The main clinical classification of these drugs is based on their primary use. According to this criterion, the following groups are distinguished:

• Anti-herpetic drugs - have the greatest activity against the viruses of the shingles Acyclovir - the best antiviral agent for the treatment of herpes simplex.

• Anti-cytomegalovirus agents - have the maximum effect against the Epstein-Barr virus, cytomegalovirus.

• Anti-influenza means - with the help of them the flu is treated. There are 2 subgroups of these drugs - M2-channel blockers and neuraminidase inhibitors.

• Means with extended spectrum of antiviral activity - have activity against most viruses.In general, natural interferon is the best antiviral agent against almost all known viruses. However, the introduction of significant amounts of interferon analogues in the body (recombinant analogues obtained with the help of genetic engineering) have a large number of serious side effects.
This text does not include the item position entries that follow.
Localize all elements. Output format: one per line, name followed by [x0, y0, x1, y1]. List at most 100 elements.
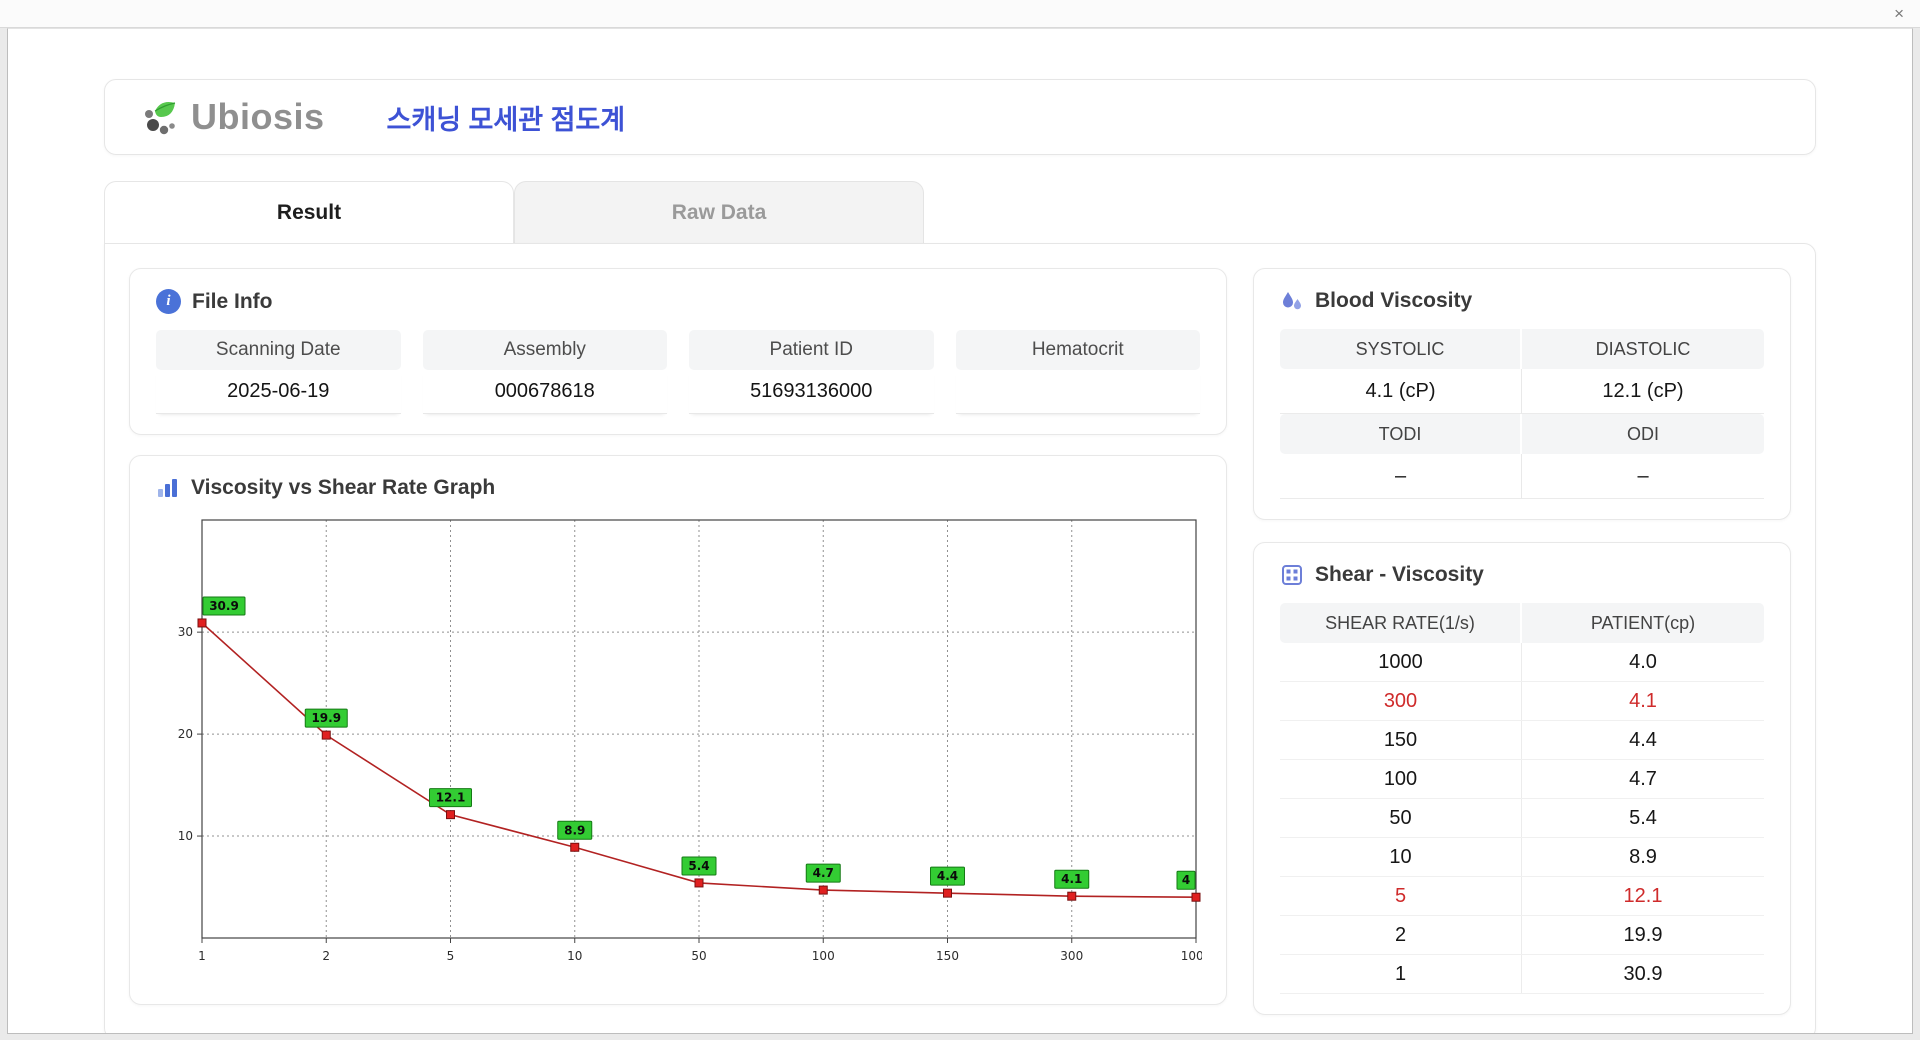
- brand-logo-icon: [145, 102, 176, 135]
- svg-text:100: 100: [812, 949, 835, 963]
- bar-chart-icon: [158, 479, 177, 497]
- todi-label: TODI: [1280, 414, 1522, 454]
- shear-rate-value: 10: [1280, 838, 1522, 876]
- svg-text:5.4: 5.4: [688, 859, 709, 873]
- svg-text:8.9: 8.9: [564, 823, 585, 837]
- info-icon: i: [156, 289, 181, 314]
- field-label: Scanning Date: [156, 330, 401, 370]
- svg-text:4: 4: [1182, 873, 1190, 887]
- svg-text:1000: 1000: [1181, 949, 1202, 963]
- result-panel: i File Info Scanning Date 2025-06-19 Ass…: [104, 243, 1816, 1033]
- systolic-label: SYSTOLIC: [1280, 329, 1522, 369]
- viscosity-shear-chart: 10 20 30 1 2 5 10 50 100 150 300 1000 30.9 19.9 12.1 8.…: [178, 519, 1202, 963]
- odi-value: –: [1522, 454, 1764, 499]
- brand-logo: Ubiosis: [141, 95, 325, 139]
- shear-rate-value: 5: [1280, 877, 1522, 915]
- blood-viscosity-grid: SYSTOLIC DIASTOLIC 4.1 (cP) 12.1 (cP) TO…: [1280, 329, 1764, 499]
- shear-table-body: 1000 4.0 300 4.1 150 4.4 100 4.7 50 5.4 10 8.9 5 12.1…: [1280, 643, 1764, 994]
- header-card: Ubiosis 스캐닝 모세관 점도계: [104, 79, 1816, 155]
- field-label: Patient ID: [689, 330, 934, 370]
- field-assembly: Assembly 000678618: [422, 330, 667, 414]
- brand-name: Ubiosis: [191, 96, 325, 137]
- file-info-fields: Scanning Date 2025-06-19 Assembly 000678…: [156, 330, 1200, 414]
- file-info-title-row: i File Info: [156, 289, 1200, 314]
- patient-viscosity-value: 4.4: [1629, 728, 1657, 751]
- content: Ubiosis 스캐닝 모세관 점도계 Result Raw Data i Fi…: [8, 29, 1912, 1033]
- shear-rate-value: 50: [1280, 799, 1522, 837]
- patient-viscosity-value: 4.1: [1629, 689, 1657, 712]
- patient-viscosity-value: 19.9: [1623, 923, 1663, 946]
- svg-text:4.7: 4.7: [813, 866, 834, 880]
- svg-text:4.4: 4.4: [937, 869, 958, 883]
- left-column: i File Info Scanning Date 2025-06-19 Ass…: [129, 268, 1227, 1015]
- shear-rate-value: 2: [1280, 916, 1522, 954]
- svg-text:10: 10: [178, 829, 193, 843]
- field-label: Hematocrit: [955, 330, 1200, 370]
- svg-text:150: 150: [936, 949, 959, 963]
- tab-result[interactable]: Result: [104, 181, 514, 243]
- graph-title: Viscosity vs Shear Rate Graph: [191, 476, 496, 499]
- svg-text:10: 10: [567, 949, 582, 963]
- patient-viscosity-value: 4.7: [1629, 767, 1657, 790]
- patient-column-header: PATIENT(cp): [1522, 603, 1764, 643]
- blood-viscosity-title: Blood Viscosity: [1315, 289, 1473, 312]
- shear-rate-value: 1: [1280, 955, 1522, 993]
- right-column: Blood Viscosity SYSTOLIC DIASTOLIC 4.1 (…: [1253, 268, 1791, 1015]
- shear-rate-column-header: SHEAR RATE(1/s): [1280, 603, 1522, 643]
- shear-table-row: 100 4.7: [1280, 760, 1764, 799]
- tab-bar: Result Raw Data: [104, 181, 1816, 243]
- svg-text:30: 30: [178, 625, 193, 639]
- shear-viscosity-title-row: Shear - Viscosity: [1280, 563, 1764, 587]
- field-scanning-date: Scanning Date 2025-06-19: [156, 330, 401, 414]
- droplets-icon: [1283, 292, 1301, 310]
- page: Ubiosis 스캐닝 모세관 점도계 Result Raw Data i Fi…: [7, 28, 1913, 1034]
- svg-text:20: 20: [178, 727, 193, 741]
- close-icon[interactable]: ×: [1894, 5, 1904, 22]
- shear-table-row: 2 19.9: [1280, 916, 1764, 955]
- shear-viscosity-card: Shear - Viscosity SHEAR RATE(1/s) PATIEN…: [1253, 542, 1791, 1015]
- shear-table-row: 150 4.4: [1280, 721, 1764, 760]
- odi-label: ODI: [1522, 414, 1764, 454]
- blood-viscosity-card: Blood Viscosity SYSTOLIC DIASTOLIC 4.1 (…: [1253, 268, 1791, 520]
- file-info-card: i File Info Scanning Date 2025-06-19 Ass…: [129, 268, 1227, 435]
- graph-card: Viscosity vs Shear Rate Graph 10 20 30 1 2 5 1…: [129, 455, 1227, 1005]
- field-label: Assembly: [422, 330, 667, 370]
- svg-text:30.9: 30.9: [209, 599, 239, 613]
- shear-table-row: 10 8.9: [1280, 838, 1764, 877]
- viscosity-chart: 10 20 30 1 2 5 10 50 100 150 300 1000 30.9 19.9 12.1 8.…: [156, 514, 1202, 984]
- blood-viscosity-title-row: Blood Viscosity: [1280, 289, 1764, 313]
- shear-table-header: SHEAR RATE(1/s) PATIENT(cp): [1280, 603, 1764, 643]
- tab-raw-data[interactable]: Raw Data: [514, 181, 924, 243]
- svg-text:2: 2: [322, 949, 330, 963]
- field-value: 2025-06-19: [156, 370, 401, 414]
- patient-viscosity-value: 5.4: [1629, 806, 1657, 829]
- shear-rate-value: 1000: [1280, 643, 1522, 681]
- svg-text:50: 50: [691, 949, 706, 963]
- shear-table-row: 1 30.9: [1280, 955, 1764, 994]
- shear-table-row: 1000 4.0: [1280, 643, 1764, 682]
- svg-text:1: 1: [198, 949, 206, 963]
- field-value: [955, 370, 1200, 414]
- shear-table-row: 50 5.4: [1280, 799, 1764, 838]
- table-icon: [1282, 565, 1302, 585]
- field-value: 51693136000: [689, 370, 934, 414]
- svg-text:19.9: 19.9: [311, 711, 341, 725]
- shear-viscosity-title: Shear - Viscosity: [1315, 563, 1484, 586]
- diastolic-value: 12.1 (cP): [1522, 369, 1764, 414]
- field-patient-id: Patient ID 51693136000: [689, 330, 934, 414]
- patient-viscosity-value: 12.1: [1623, 884, 1663, 907]
- svg-text:5: 5: [447, 949, 455, 963]
- shear-table-row: 5 12.1: [1280, 877, 1764, 916]
- svg-text:4.1: 4.1: [1061, 872, 1082, 886]
- field-hematocrit: Hematocrit: [955, 330, 1200, 414]
- graph-title-row: Viscosity vs Shear Rate Graph: [156, 476, 1200, 500]
- patient-viscosity-value: 30.9: [1623, 962, 1663, 985]
- page-title: 스캐닝 모세관 점도계: [386, 104, 626, 135]
- patient-viscosity-value: 4.0: [1629, 650, 1657, 673]
- svg-text:300: 300: [1060, 949, 1083, 963]
- shear-rate-value: 100: [1280, 760, 1522, 798]
- patient-viscosity-value: 8.9: [1629, 845, 1657, 868]
- shear-rate-value: 300: [1280, 682, 1522, 720]
- todi-value: –: [1280, 454, 1522, 499]
- window-titlebar: ×: [0, 0, 1920, 28]
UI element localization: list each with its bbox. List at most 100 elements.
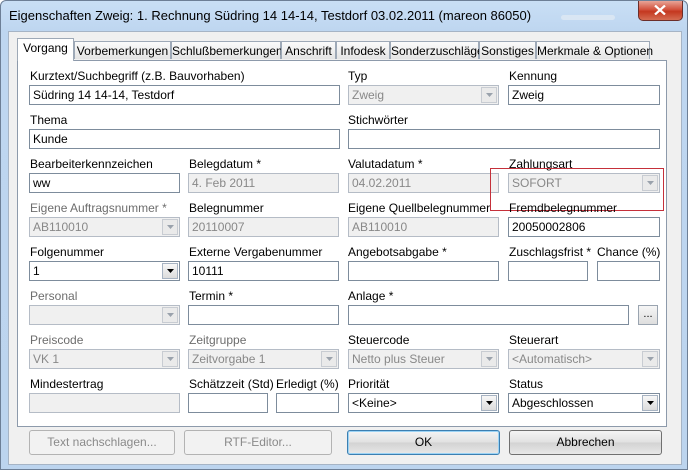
kennung-input[interactable]: Zweig xyxy=(508,85,660,105)
chevron-down-icon xyxy=(486,401,493,405)
folgenummer-select[interactable]: 1 xyxy=(29,261,180,281)
preiscode-dropdown-arrow xyxy=(162,351,178,367)
title-blur xyxy=(561,15,615,20)
typ-label: Typ xyxy=(348,69,368,83)
folgenummer-dropdown-arrow[interactable] xyxy=(162,263,178,279)
status-dropdown-arrow[interactable] xyxy=(642,395,658,411)
chevron-down-icon xyxy=(647,357,654,361)
steuerart-value: <Automatisch> xyxy=(512,352,593,366)
chance-label: Chance (%) xyxy=(597,245,661,259)
status-value: Abgeschlossen xyxy=(512,396,594,410)
belegnummer-label: Belegnummer xyxy=(189,201,264,215)
ok-button[interactable]: OK xyxy=(347,430,500,455)
chevron-down-icon xyxy=(167,225,174,229)
steuerart-label: Steuerart xyxy=(509,333,559,347)
erledigt-input[interactable] xyxy=(276,393,339,413)
steuercode-value: Netto plus Steuer xyxy=(352,352,445,366)
termin-input[interactable] xyxy=(188,305,339,325)
angebotsabgabe-input[interactable] xyxy=(348,261,499,281)
kurztext-label: Kurztext/Suchbegriff (z.B. Bauvorhaben) xyxy=(30,69,245,83)
title-bar[interactable]: Eigenschaften Zweig: 1. Rechnung Südring… xyxy=(1,1,687,31)
prioritaet-value: <Keine> xyxy=(352,396,397,410)
belegdatum-input: 4. Feb 2011 xyxy=(188,173,339,193)
schaetzzeit-input[interactable] xyxy=(188,393,268,413)
vergabenummer-input[interactable]: 10111 xyxy=(188,261,339,281)
status-select[interactable]: Abgeschlossen xyxy=(508,393,660,413)
personal-select xyxy=(29,305,180,325)
tab-merkmale-optionen[interactable]: Merkmale & Optionen xyxy=(536,41,653,59)
tab-vorbemerkungen[interactable]: Vorbemerkungen xyxy=(74,41,171,59)
prioritaet-label: Priorität xyxy=(348,377,390,391)
tab-sonderzuschlaege[interactable]: Sonderzuschläge xyxy=(390,41,484,59)
tab-sonstiges[interactable]: Sonstiges xyxy=(479,41,536,59)
mindestertrag-label: Mindestertrag xyxy=(30,377,104,391)
chevron-down-icon xyxy=(486,93,493,97)
folgenummer-label: Folgenummer xyxy=(30,245,105,259)
dialog-window: Eigenschaften Zweig: 1. Rechnung Südring… xyxy=(0,0,688,470)
auftragsnummer-value: AB110010 xyxy=(33,220,89,234)
belegnummer-input: 20110007 xyxy=(188,217,339,237)
chance-input[interactable] xyxy=(597,261,660,281)
stichwoerter-input[interactable] xyxy=(348,129,660,149)
steuercode-select: Netto plus Steuer xyxy=(348,349,499,369)
chevron-down-icon xyxy=(167,357,174,361)
thema-label: Thema xyxy=(30,113,68,127)
kennung-label: Kennung xyxy=(509,69,558,83)
tab-schlussbemerkungen[interactable]: Schlußbemerkungen xyxy=(171,41,283,59)
tab-infodesk[interactable]: Infodesk xyxy=(336,41,390,59)
zeitgruppe-dropdown-arrow xyxy=(321,351,337,367)
fremdbeleg-input[interactable]: 20050002806 xyxy=(508,217,660,237)
window-title: Eigenschaften Zweig: 1. Rechnung Südring… xyxy=(9,8,532,23)
tab-panel-vorgang xyxy=(17,60,667,427)
schaetzzeit-label: Schätzzeit (Std) xyxy=(189,377,274,391)
anlage-label: Anlage * xyxy=(348,289,394,303)
stichwoerter-label: Stichwörter xyxy=(348,113,409,127)
cancel-button[interactable]: Abbrechen xyxy=(509,430,662,455)
erledigt-label: Erledigt (%) xyxy=(276,377,339,391)
zeitgruppe-value: Zeitvorgabe 1 xyxy=(192,352,266,366)
tab-anschrift[interactable]: Anschrift xyxy=(281,41,336,59)
thema-input[interactable]: Kunde xyxy=(29,129,340,149)
steuerart-select: <Automatisch> xyxy=(508,349,660,369)
preiscode-value: VK 1 xyxy=(33,352,60,366)
rtf-editor-button[interactable]: RTF-Editor... xyxy=(184,430,332,455)
zeitgruppe-select: Zeitvorgabe 1 xyxy=(188,349,339,369)
zuschlagsfrist-input[interactable] xyxy=(508,261,588,281)
personal-dropdown-arrow xyxy=(162,307,178,323)
close-icon xyxy=(654,5,666,15)
valutadatum-input: 04.02.2011 xyxy=(348,173,499,193)
zuschlagsfrist-label: Zuschlagsfrist * xyxy=(509,245,592,259)
vergabenummer-label: Externe Vergabenummer xyxy=(189,245,323,259)
chevron-down-icon xyxy=(326,357,333,361)
termin-label: Termin * xyxy=(189,289,234,303)
text-lookup-button[interactable]: Text nachschlagen... xyxy=(29,430,175,455)
chevron-down-icon xyxy=(167,269,174,273)
auftragsnummer-dropdown-arrow xyxy=(162,219,178,235)
prioritaet-select[interactable]: <Keine> xyxy=(348,393,499,413)
typ-dropdown-arrow xyxy=(481,87,497,103)
tab-vorgang[interactable]: Vorgang xyxy=(17,38,74,61)
typ-value: Zweig xyxy=(352,88,385,102)
steuerart-dropdown-arrow xyxy=(642,351,658,367)
prioritaet-dropdown-arrow[interactable] xyxy=(481,395,497,411)
zeitgruppe-label: Zeitgruppe xyxy=(189,333,247,347)
chevron-down-icon xyxy=(167,313,174,317)
steuercode-dropdown-arrow xyxy=(481,351,497,367)
quellbeleg-input: AB110010 xyxy=(348,217,499,237)
auftragsnummer-label: Eigene Auftragsnummer * xyxy=(30,201,167,215)
auftragsnummer-select: AB110010 xyxy=(29,217,180,237)
chevron-down-icon xyxy=(486,357,493,361)
angebotsabgabe-label: Angebotsabgabe * xyxy=(348,245,447,259)
bearbeiter-input[interactable]: ww xyxy=(29,173,180,193)
anlage-browse-button[interactable]: ... xyxy=(638,305,658,325)
personal-label: Personal xyxy=(30,289,78,303)
belegdatum-label: Belegdatum * xyxy=(189,157,262,171)
mindestertrag-input xyxy=(29,393,180,413)
kurztext-input[interactable]: Südring 14 14-14, Testdorf xyxy=(29,85,340,105)
chevron-down-icon xyxy=(647,401,654,405)
quellbeleg-label: Eigene Quellbelegnummer xyxy=(348,201,491,215)
status-label: Status xyxy=(509,377,544,391)
typ-select: Zweig xyxy=(348,85,499,105)
anlage-input[interactable] xyxy=(348,305,629,325)
close-button[interactable] xyxy=(638,1,683,21)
• Inductors of endogenous interferons - this group of agents stimulates the synthesis of the body's own interferons that inhibit the development and replication of viruses.

2. Steps of Virus Infections

A virus must use cell processes to replicate. The viral replication cycle can produce dramatic biochemical and structural changes in the host cell, which may cause cell damage. These changes, called cytopathic (causing cell damage) effects, can change cell functions or even destroy the cell. Some infected cells, such as those infected by the common cold virus known as rhinovirus, die through lysis (bursting) or apoptosis (programmed cell death or “cell suicide”), releasing all progeny virions at once. The symptoms of viral diseases result from the immune response to the virus, which attempts to control and eliminate the virus from the body and from cell damage caused by the virus. Many animal viruses, such as HIV (Human Immunodeficiency Virus), leave the infected cells of the immune system by a process known as budding, where virions leave the cell individually. During the budding process, the cell does not undergo lysis and is not immediately killed. However, the damage to the cells that the virus infects may make it impossible for the cells to function normally, even though the cells remain alive for a period of time. Most productive viral infections follow similar steps in the virus replication cycle: attachment, penetration, uncoating, replication, assembly, and release.